Constatou-se, posteriormente, o impacto positivo do livro no que se refere à revitalização da memória oral dos abrigados, permitindo avaliar de forma prática, as condições de pertencimento dos mesmos. A grande receptividade do livro no âmbito da sociedade bauruense, principal público alvo do projeto, demonstrou que os objetivos primordiais foram alcançados. Reafirma-se, ainda, a capacidade do Design de estabelecer diálogo com outros campos de conhecimento. Consolidou-se a percepção do alcance da responsabilidade do designer, no emprego da capacidade de tecer relações entre saberes, distanciados pela especialização. O Design pode contribuir neste esforço, viabilizando soluções criativas para os crescentes desafios, presentes e futuros, construindo pontes, difundindo valores.
Pensar o Design como estratégia, voltada ao desenvolvimento humano, por intermédio da qual é possível construir uma sociedade inclusiva, faz com que se acredite na necessidade de repensar, permanentemente, as práticas que conservam viva a responsabilidade ética.
O projeto, por esse motivo, encontra-se sempre em processo, porque assim é o fazer em Design.
Sempre em processo! Cenas dos próximos capítulos
Desenhando memórias, esta experiência projetual criativa, na área do Design Social, seguiu princípios teóricos e práticas metodológicas que fundamentaram o ensaio fotográfico. Configuraram o livro “Velhas lembranças, memórias de vida”, onde se tornam visíveis os relatos afetivos de quatorze idosos abrigados na Vila Vicentina, em Bauru. Embora deslocados de suas origens, o ensejo de relembrarem o vivido e o que foi aprendido ao longo do tempo, de relacionarem essas vivências ao presente, ao novo espaço de convivência, constituiu um mecanismo importante para a preservação de suas identidades. As reminiscências do passado, convivendo com o presente propõem um olhar para o futuro. Ressalta-se que a pesquisa obteve aprovação em fóruns acadêmico-científicos, incluindo Congressos Nacionais, Internacionais e publicações.
O projeto Gráfico-Editorial foi lançado por uma editora carioca, comercializado em livrarias relevantes no país, bem como em Portugal e na Espanha, internacionalizando-se. O livro, produto final da pesquisa teve convites para lançamento na Festa Literária Internacional de Paraty, na Bienal do Livro do Rio de Janeiro e na feira LER - Salão Carioca, nas edições de 2019, ao lado de uma exposição das telas fotográficas.

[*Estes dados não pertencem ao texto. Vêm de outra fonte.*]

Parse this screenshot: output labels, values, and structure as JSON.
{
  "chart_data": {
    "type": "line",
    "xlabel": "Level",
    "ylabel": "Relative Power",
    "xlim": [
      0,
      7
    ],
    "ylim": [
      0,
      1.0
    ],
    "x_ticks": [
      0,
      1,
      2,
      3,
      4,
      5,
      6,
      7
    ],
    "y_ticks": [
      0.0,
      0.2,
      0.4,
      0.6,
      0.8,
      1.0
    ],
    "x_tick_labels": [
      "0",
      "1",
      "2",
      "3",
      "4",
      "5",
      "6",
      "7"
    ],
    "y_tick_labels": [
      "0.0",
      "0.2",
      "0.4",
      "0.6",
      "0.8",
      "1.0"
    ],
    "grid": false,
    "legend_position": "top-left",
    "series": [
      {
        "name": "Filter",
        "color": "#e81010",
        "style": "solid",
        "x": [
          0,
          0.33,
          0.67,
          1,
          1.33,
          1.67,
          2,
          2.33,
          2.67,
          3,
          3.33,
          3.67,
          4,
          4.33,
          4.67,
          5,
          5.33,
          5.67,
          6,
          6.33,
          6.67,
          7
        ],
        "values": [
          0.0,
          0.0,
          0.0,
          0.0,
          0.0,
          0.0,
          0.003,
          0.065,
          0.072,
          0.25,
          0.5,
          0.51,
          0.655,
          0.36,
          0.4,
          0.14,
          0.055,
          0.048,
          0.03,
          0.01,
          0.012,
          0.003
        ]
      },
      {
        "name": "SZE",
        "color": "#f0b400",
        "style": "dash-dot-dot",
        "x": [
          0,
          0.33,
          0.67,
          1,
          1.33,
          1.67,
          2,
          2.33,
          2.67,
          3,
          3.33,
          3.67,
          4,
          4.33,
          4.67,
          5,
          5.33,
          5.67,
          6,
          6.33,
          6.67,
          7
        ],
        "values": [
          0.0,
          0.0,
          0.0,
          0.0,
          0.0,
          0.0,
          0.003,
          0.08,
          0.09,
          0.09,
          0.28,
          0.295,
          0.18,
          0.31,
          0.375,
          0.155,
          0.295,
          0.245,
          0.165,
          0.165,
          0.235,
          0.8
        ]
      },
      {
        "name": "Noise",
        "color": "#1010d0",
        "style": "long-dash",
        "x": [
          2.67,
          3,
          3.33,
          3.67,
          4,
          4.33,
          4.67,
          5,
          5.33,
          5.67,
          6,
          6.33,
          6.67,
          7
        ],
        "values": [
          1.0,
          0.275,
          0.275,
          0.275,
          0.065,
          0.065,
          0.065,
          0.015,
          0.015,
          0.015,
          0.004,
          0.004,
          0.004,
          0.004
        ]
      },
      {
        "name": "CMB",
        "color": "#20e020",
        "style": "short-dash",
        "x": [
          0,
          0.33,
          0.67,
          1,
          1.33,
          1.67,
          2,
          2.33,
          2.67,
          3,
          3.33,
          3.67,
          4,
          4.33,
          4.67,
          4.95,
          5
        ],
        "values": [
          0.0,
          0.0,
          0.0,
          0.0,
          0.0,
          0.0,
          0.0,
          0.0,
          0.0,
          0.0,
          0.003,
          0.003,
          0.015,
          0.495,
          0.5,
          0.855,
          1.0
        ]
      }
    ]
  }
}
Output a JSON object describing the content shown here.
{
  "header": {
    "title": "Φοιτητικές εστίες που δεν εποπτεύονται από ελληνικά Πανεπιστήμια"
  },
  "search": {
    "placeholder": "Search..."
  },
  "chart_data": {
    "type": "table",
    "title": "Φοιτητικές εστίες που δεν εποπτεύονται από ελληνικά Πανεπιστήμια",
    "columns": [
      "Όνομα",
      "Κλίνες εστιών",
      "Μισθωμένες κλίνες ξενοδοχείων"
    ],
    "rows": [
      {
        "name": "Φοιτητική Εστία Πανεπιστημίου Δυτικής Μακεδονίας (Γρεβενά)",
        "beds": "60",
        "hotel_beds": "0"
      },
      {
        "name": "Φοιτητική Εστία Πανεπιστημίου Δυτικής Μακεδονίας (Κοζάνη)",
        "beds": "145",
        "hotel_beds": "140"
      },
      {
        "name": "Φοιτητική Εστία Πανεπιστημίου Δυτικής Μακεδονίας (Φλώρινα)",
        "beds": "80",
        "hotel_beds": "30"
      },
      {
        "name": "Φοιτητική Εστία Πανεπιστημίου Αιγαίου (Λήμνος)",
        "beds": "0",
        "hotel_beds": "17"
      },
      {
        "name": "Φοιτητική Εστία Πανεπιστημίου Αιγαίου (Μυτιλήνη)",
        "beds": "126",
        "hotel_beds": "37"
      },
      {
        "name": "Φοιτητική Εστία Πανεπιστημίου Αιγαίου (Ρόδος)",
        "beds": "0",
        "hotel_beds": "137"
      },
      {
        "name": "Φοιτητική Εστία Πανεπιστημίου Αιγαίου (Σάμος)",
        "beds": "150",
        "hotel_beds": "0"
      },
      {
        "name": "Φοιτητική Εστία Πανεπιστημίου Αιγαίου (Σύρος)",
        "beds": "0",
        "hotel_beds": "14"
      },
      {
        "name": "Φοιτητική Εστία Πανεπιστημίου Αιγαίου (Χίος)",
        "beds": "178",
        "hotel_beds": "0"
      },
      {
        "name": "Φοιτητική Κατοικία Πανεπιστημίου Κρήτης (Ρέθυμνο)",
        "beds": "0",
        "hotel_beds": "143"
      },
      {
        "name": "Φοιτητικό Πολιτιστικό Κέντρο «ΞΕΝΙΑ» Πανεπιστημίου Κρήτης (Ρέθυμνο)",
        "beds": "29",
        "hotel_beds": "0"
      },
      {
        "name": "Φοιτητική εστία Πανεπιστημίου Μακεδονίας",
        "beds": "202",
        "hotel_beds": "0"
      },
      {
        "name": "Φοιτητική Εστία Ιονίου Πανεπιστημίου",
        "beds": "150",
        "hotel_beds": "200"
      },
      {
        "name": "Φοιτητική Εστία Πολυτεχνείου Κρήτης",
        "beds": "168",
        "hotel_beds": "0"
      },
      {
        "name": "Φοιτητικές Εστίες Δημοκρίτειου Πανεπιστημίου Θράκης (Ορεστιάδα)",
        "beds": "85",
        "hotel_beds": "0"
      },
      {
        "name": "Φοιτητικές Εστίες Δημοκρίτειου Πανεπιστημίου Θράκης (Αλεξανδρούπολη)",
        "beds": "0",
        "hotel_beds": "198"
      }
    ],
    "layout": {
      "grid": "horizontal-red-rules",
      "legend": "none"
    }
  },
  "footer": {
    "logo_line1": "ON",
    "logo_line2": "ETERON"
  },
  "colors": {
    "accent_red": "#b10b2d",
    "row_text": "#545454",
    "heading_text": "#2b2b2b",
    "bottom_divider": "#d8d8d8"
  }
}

Em Bauru, o livro foi lançado no 69º Churrasco Anual da Vila Vicentina, evento no Calendário Municipal. Ganhou destaque por comemorar os 80 anos da instituição, quando ocorreu a venda de exemplares, possibilitando a segunda edição do projeto a ser relançada no ano de 2020. Também fez parte de evento solene na semana de comemoração do aniversário de Bauru.
O projeto Velhas Lembranças, Memórias de Vida representou uma oportunidade de aprendizado quanto ao estabelecimento de diálogos e valorização do contato humano com os interlocutores. Para os idosos abrigados em Vila Vicentina, o projeto proporcionou a oportunidade de participação, de mostrarem sua competência traduzida em experiências de vida compartilhadas. Suas existências ganharam ressonância. A partir dos contatos estabeleceu-se uma relação de confiança, relatos de lembranças e memórias de vida fluíram, tornando-se visíveis.
Consideram-se as ações da Vila Vicentina de extrema relevância para a sociedade, principalmente no que se refere aos idosos que vivem em situação de risco, abandono e/ou vulnerabilidade social.